Intelligent Design: Interspecies Art is a group exhibition of twenty international artists exploring human interaction with animals through a collection of provocative video installations, photographs, paintings, and sculptures.
Artists in the exhibition collaborate with cockroaches, pigeons, dogs, cats, ants, bears, baboons, rats, spiders, trout, and other species, which may be domesticated, imaginary, laboratory, modeled, or wild. Curious about the animal’s point of view, artists design their projects as a form of conversation or inquiry about the nonhuman world. Their artwork challenges the anthropocentric perspective of the world, placing human perception on par with other animals. Inspired by Darwin, the environmental movement, and species collapse, Intelligent Design envisions a paradigm shift in which human beings are no longer the center of the Universe.

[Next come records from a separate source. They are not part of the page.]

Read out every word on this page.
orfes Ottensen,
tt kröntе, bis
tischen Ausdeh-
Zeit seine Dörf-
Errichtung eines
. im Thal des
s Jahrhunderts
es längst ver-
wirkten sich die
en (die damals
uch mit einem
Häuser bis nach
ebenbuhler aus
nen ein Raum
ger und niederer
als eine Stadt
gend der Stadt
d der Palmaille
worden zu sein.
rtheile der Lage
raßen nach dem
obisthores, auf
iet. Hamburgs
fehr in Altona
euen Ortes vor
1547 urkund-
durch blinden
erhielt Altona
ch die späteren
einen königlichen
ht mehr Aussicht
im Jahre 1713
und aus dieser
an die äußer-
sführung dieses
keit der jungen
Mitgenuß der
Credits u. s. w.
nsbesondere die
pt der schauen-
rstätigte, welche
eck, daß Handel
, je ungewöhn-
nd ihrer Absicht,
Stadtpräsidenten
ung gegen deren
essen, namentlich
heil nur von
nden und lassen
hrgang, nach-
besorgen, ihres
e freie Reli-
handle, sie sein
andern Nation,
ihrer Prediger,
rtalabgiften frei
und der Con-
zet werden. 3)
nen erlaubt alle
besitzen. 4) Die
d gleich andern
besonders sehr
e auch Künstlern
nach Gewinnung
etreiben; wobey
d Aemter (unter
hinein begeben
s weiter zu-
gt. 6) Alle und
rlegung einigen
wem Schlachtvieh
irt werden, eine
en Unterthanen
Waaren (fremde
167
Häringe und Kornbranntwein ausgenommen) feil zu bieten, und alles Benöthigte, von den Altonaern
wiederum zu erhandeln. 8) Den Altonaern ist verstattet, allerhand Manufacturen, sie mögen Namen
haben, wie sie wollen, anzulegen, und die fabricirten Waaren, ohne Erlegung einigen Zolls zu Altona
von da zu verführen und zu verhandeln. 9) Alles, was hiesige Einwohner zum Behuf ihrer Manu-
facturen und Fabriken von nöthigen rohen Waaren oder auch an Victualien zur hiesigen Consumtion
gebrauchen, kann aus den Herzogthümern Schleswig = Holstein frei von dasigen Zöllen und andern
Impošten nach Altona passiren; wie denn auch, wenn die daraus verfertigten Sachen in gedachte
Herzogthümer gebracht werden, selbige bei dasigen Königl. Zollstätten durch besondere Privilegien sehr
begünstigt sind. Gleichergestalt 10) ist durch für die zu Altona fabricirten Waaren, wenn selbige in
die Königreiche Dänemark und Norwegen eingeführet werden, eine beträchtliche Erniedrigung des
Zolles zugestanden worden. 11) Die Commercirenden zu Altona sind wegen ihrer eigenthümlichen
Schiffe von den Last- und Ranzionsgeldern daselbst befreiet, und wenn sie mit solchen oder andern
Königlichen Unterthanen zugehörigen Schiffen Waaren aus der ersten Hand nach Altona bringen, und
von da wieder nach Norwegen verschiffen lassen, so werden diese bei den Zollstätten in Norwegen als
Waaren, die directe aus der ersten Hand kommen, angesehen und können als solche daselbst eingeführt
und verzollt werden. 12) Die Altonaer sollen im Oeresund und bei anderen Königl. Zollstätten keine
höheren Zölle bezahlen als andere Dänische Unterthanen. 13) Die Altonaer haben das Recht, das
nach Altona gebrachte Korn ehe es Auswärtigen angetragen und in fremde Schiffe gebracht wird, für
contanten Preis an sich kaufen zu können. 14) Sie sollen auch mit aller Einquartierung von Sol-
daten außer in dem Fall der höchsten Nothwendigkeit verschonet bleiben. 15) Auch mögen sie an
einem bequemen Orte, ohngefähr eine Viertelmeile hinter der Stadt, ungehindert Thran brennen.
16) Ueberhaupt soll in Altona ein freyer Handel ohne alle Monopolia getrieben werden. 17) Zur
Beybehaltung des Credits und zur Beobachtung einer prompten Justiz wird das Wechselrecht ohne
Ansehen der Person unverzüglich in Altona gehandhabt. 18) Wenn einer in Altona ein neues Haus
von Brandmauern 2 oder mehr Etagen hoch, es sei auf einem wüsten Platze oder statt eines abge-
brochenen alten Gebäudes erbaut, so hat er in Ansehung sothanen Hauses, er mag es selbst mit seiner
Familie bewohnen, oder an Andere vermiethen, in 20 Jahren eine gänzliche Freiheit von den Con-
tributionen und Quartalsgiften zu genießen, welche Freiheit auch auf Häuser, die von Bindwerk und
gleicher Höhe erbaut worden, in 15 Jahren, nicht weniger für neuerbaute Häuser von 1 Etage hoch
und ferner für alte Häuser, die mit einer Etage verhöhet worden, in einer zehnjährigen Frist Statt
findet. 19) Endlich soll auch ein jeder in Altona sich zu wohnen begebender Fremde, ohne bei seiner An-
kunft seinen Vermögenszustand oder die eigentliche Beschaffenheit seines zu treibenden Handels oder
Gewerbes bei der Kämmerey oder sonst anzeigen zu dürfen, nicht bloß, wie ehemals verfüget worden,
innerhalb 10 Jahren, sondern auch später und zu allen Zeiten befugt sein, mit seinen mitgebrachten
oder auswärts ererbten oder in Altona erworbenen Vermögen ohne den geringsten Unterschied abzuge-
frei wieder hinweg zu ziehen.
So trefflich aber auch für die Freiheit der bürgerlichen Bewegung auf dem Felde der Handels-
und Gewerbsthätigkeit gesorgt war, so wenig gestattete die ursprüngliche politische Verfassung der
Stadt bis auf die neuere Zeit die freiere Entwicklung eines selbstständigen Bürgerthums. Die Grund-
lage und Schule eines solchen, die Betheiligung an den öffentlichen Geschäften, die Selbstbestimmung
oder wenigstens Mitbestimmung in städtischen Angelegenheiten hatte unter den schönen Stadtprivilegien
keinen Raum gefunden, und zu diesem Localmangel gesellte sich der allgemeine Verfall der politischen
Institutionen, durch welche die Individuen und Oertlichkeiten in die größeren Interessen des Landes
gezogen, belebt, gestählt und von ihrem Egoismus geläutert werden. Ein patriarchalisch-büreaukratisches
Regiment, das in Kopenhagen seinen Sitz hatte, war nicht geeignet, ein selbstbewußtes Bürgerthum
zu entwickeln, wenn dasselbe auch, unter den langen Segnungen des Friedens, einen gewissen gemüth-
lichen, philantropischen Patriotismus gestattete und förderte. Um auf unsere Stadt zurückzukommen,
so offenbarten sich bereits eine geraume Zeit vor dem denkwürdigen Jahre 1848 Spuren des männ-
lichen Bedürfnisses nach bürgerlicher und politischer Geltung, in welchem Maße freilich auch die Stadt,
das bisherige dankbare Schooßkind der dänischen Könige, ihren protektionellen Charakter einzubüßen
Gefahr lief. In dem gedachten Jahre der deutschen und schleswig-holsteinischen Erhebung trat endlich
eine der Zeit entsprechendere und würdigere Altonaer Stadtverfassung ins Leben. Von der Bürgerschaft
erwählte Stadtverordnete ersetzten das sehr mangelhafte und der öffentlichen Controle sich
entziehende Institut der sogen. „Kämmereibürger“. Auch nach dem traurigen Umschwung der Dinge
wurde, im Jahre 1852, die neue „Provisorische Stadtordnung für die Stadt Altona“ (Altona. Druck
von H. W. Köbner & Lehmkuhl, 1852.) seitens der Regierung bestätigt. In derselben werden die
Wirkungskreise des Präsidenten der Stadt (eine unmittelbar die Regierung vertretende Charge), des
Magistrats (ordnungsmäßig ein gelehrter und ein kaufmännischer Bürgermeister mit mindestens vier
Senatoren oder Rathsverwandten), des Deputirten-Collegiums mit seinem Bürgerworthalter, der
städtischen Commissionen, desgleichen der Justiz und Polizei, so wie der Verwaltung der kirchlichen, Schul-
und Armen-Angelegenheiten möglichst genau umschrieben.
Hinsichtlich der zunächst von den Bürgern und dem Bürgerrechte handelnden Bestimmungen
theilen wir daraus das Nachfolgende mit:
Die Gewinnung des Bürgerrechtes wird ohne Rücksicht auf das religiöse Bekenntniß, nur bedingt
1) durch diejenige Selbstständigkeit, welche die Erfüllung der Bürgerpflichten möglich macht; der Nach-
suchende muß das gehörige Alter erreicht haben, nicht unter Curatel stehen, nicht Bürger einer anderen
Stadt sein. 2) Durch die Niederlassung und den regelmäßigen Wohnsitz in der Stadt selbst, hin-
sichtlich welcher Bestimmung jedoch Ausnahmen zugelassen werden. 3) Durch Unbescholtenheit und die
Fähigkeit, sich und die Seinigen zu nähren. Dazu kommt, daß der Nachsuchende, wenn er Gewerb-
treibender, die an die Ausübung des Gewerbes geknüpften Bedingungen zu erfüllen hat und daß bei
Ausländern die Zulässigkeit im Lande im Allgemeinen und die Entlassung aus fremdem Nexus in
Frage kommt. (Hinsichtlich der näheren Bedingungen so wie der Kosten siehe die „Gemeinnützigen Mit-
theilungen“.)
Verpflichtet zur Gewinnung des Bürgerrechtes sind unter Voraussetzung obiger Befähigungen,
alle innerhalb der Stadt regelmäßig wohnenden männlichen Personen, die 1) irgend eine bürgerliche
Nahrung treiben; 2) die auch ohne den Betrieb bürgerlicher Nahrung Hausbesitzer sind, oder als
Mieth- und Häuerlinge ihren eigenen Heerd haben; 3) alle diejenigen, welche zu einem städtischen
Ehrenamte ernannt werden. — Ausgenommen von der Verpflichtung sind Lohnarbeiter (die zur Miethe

The exhibition will also stimulate discussions about the differences and similarities of how the arts and sciences approach the world, animals as products, animal rights, conservation, and speciesism, as a form of prejudice against animals. Intelligent Design will be the first exhibition in the U.S. to explore interspecies art, coming on the heels of several exhibitions and conferences in the UK this year that explored the topic in light of this year’s 200-year celebration of Charles Darwin’s birth.
Organized by UCR Sweeney Art Gallery, and curated by gallery director, Tyler Stallings, and artist/independent curator, Rachel Mayeri.